Samsung sees sluggish smartphone market hurting Q2

Electronics giant predicts 24 percent decline in operating profit due to a slowdown in the smartphone market.

Steven Musil Night Editor / News
Steven Musil is the night news editor at CNET News. He's been hooked on tech since learning BASIC in the late '70s. When not cleaning up after his daughter and son, Steven can be found pedaling around the San Francisco Bay Area. Before joining CNET in 2000, Steven spent 10 years at various Bay Area newspapers.
Expertise I have more than 30 years' experience in journalism in the heart of the Silicon Valley.
Steven Musil
2 min read


A slowdown in smartphone market growth has led Samsung to predict a 24 percent decline in operating profit for the second quarter, its third straight quarterly drop.

The South Korean electronics giant said Monday it expects to record an operating profit of 7.2 trillion won ($7.12 billion) for the quarter ended June 30, a 24.5 percent drop from the year-ago quarter's 9.53 trillion won. The company also said it expects sales for the quarter to come in around 52 trillion won, a 9.4 percent decline.

The guidance, released before its full earnings report later this month, did not provide details of divisional earnings but fell short of the 8.3 trillion won mean estimate of 38 analysts polled by Thomson Reuters.

In an unusual statement labeled "reference material" released with the guidance, Samsung blamed the poor results on increased competition in the Chinese and European markets, leading to higher inventories of medium- and low-end smartphones. The company also said its earnings were hurt by increased price competition and weaker demand for 3G products in China ahead of expected growth of 4G LTE products in that market.
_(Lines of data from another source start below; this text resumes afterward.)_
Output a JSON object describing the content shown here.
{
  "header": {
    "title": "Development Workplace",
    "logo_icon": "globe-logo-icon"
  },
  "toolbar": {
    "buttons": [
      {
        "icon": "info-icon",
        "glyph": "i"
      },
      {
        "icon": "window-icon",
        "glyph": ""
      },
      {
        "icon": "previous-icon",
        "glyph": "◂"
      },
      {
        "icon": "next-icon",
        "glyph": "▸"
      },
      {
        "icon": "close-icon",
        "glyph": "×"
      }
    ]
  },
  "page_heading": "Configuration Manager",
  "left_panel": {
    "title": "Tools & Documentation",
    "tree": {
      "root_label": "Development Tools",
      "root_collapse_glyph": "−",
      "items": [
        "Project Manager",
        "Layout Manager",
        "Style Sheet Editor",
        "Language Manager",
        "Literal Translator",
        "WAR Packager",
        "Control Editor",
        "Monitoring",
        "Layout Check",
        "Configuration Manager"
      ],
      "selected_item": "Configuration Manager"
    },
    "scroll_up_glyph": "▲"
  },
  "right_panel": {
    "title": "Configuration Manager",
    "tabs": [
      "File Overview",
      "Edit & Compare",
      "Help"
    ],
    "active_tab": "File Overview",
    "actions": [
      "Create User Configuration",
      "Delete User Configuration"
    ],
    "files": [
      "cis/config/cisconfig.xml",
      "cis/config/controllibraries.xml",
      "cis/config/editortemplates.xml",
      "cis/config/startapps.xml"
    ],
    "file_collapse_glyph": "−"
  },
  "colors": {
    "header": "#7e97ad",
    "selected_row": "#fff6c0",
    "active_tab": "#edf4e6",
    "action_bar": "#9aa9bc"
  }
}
Samsung said sales of its tablets were sluggish during the quarter due to longer replacement cycles compared with that of smartphones. The company also said a strong Korean won versus other currencies such as the US dollar and euro had an effect on earnings.

There were rumblings last month that the South Korean electronics giant's second-quarter financial results might be disappointing. Speaking to reporters on his way to an internal meeting, Samsung CFO Lee Sang Hoon said that Samsung Electronics' second-quarter earnings are " not that good."

Samsung, which typically relies on its smartphone sales for two-thirds of its revenue, and Apple have been under pressure from Chinese handset makers. Both companies saw their share of the market retreat in the first quarter, according to research by Strategy Analytics.

The South Korean electronics giant saw its share of the global smartphone market slip slightly year over year from 32 percent to 31 percent -- its first decline since the fourth quarter of 2009, Strategy Analytics reported. Apple shipped 43.7 million iPhones worldwide to grab 15 percent of the market, a decline from the 17 percent it enjoyed in the year-ago period, according to Strategy Analytics.

The combined market share of the two companies slipped from 50 percent in the first quarter of 2013 to 47 percent in the most recent period thanks to increased competition from second-tier brands such as Huawei and Lenovo, Strategy Analytics said.